The Bank hiked rates again in a bid to curb inflation and prevent inflation expectations from becoming entrenched. Both external and domestic factors have fueled price pressures so far, with inflation accelerating to 7.8% in Q4 from Q3’s 7.3%. Global economic conditions, accelerating wage growth and a tight labor market continued to exert upward pressure on prices. The Bank expects inflation to decline in 2023, thanks to easing global supply-side bottlenecks, stabilizing commodity prices and cooling domestic demand—partially due to higher interest rates.
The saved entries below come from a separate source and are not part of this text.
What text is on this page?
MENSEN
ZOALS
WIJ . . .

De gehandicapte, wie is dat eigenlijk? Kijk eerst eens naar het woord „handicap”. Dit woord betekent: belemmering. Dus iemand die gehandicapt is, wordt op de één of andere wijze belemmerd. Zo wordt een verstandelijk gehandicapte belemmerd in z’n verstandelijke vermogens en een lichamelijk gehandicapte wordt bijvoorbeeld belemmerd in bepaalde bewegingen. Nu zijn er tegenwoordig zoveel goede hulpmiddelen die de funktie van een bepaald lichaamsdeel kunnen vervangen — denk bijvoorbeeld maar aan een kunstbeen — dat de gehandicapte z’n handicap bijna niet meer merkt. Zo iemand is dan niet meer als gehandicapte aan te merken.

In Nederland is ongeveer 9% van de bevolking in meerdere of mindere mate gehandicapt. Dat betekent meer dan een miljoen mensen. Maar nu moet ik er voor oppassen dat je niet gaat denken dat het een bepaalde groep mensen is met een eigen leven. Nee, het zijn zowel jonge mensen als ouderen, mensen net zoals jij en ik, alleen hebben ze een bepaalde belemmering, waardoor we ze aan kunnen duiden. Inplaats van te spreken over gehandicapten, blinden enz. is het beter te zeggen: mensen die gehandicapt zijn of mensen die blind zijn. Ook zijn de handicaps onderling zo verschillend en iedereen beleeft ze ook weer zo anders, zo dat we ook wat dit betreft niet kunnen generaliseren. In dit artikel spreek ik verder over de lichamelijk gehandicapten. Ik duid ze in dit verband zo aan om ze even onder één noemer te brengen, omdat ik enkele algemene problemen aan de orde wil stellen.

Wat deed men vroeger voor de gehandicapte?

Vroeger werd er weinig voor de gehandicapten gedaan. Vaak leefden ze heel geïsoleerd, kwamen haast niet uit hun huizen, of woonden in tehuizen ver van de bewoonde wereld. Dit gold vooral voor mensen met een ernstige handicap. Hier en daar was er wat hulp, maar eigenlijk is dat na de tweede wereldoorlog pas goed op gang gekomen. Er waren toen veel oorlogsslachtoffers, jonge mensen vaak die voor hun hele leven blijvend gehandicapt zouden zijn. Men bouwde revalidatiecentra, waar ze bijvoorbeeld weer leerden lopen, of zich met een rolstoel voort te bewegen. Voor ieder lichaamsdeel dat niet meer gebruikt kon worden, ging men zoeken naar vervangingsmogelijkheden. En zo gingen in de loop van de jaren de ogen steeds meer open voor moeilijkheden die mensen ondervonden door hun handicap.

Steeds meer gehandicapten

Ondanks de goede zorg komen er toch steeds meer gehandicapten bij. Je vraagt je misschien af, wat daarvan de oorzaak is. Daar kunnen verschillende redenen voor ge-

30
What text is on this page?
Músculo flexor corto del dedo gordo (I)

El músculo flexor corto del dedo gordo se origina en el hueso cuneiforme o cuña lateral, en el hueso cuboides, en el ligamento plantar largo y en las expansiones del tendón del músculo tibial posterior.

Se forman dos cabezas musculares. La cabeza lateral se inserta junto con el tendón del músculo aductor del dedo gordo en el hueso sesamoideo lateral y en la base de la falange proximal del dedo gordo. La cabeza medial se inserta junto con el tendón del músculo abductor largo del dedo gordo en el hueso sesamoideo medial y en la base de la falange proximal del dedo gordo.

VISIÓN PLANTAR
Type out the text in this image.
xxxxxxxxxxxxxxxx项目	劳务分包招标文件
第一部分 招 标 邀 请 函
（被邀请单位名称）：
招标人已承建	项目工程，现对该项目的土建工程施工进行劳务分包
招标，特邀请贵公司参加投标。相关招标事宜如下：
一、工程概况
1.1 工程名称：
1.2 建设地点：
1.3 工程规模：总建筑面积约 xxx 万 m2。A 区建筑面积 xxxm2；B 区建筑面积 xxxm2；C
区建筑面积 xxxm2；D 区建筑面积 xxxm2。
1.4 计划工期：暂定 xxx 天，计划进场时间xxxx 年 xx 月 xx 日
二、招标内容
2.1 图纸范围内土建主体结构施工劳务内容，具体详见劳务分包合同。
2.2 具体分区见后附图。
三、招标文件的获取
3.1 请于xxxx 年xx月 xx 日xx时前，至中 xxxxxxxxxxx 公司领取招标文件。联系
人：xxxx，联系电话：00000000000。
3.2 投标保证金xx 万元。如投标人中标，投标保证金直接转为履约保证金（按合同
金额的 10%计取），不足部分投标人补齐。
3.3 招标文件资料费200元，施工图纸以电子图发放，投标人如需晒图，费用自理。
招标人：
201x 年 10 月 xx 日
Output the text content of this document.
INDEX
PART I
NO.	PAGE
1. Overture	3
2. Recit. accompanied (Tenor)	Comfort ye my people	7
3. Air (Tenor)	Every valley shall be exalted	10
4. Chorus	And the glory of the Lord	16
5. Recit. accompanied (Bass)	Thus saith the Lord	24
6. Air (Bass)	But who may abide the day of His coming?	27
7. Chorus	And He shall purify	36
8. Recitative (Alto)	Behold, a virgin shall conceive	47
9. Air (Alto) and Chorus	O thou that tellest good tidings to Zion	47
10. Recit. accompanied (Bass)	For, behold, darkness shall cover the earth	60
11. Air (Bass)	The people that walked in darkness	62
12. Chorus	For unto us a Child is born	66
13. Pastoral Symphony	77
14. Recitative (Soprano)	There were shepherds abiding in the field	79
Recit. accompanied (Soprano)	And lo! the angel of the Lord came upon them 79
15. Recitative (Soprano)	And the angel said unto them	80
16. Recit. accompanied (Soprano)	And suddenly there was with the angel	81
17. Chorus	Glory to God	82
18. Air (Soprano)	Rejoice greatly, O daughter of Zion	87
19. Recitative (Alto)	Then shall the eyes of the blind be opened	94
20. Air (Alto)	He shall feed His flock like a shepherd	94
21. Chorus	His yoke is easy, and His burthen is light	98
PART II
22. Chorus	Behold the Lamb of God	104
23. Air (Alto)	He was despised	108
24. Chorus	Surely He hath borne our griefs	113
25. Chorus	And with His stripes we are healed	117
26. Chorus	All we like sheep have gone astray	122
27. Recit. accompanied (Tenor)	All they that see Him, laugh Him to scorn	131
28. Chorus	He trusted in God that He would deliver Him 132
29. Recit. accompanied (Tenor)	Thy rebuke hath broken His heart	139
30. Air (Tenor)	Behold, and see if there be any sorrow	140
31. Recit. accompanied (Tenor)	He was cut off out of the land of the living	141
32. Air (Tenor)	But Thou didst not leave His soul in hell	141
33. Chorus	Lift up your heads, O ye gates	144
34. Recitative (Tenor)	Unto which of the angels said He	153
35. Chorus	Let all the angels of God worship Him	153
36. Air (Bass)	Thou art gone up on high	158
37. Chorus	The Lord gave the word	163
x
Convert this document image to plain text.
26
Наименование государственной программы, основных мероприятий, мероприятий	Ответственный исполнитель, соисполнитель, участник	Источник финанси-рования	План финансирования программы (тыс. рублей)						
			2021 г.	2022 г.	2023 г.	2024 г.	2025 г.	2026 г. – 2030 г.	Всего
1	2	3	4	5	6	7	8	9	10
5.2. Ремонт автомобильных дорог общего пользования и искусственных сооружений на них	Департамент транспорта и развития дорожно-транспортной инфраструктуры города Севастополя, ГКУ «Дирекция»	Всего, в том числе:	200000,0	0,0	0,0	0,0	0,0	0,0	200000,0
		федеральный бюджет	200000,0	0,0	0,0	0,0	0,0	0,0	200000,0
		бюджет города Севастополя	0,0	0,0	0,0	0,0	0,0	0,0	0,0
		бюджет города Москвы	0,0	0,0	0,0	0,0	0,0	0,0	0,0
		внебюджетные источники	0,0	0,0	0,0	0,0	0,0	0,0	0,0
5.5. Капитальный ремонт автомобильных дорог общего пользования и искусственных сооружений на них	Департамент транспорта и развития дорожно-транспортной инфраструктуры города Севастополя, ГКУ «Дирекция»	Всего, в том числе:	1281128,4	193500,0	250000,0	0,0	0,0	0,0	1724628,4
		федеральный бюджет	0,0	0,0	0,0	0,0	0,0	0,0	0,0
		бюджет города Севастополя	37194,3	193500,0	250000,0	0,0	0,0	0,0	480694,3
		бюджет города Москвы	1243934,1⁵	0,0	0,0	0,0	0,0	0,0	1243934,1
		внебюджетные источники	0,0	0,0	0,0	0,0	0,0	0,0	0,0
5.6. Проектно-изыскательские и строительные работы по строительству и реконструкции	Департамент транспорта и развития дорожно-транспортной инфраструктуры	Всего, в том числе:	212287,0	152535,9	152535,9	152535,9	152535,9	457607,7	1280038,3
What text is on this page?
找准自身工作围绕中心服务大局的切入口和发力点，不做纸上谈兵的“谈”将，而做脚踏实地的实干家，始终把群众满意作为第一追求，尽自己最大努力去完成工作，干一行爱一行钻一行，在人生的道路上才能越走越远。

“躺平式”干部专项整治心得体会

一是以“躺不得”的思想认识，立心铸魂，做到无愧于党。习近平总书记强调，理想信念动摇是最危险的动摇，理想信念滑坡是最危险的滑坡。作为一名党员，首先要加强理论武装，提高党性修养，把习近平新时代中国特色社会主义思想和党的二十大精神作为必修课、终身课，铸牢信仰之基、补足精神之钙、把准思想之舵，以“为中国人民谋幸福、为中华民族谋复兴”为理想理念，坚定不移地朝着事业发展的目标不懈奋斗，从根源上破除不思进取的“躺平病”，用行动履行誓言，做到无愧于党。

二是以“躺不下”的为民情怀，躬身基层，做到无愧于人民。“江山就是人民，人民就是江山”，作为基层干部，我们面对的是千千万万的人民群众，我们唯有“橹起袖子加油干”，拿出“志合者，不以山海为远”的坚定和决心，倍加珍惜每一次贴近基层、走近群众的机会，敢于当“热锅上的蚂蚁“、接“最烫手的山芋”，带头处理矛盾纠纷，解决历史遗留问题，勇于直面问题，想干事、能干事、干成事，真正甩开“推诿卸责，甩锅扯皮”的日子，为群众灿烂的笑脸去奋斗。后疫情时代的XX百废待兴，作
The RBA sees inflation averaging 4.8% in 2023 and falling to around 3.0% by mid-2025. Meanwhile, the Bank projects the economy to expand by around 1.5% in both 2023 and 2024.
The Bank maintained a hawkish tone in its communiqué, stating that it “expects that further increases in interest rates will be needed over the months ahead”. Moreover, it specified that the RBA “remains resolute in its determination to return inflation to target and will do what is necessary to achieve that”, adding that future monetary policy decisions would be guided by data and the evolving outlook for inflation, domestic demand, the global economy and the labor market.
Commenting on the outlook, Lee Sue Ann, economist at UOB, said:
“We are penciling in another two more 25 basis points hike, which will take the OCR to 3.85%, before looking for a pause. That said, the releases of Q4 2022 wage price index later this month on 22 February and Q4 2022 GDP on 1 March will be closely watched.”
Meanwhile, Robert Carnell, economist at ING, commented:
“For Australian markets, the near term is likely to see some more support for the AUD from higher rate expectations, though it would only take a soft inflation report or some weak employment data for holes to start appearing in the RBA’s assertions.”
The next monetary policy meeting is scheduled for 7 March.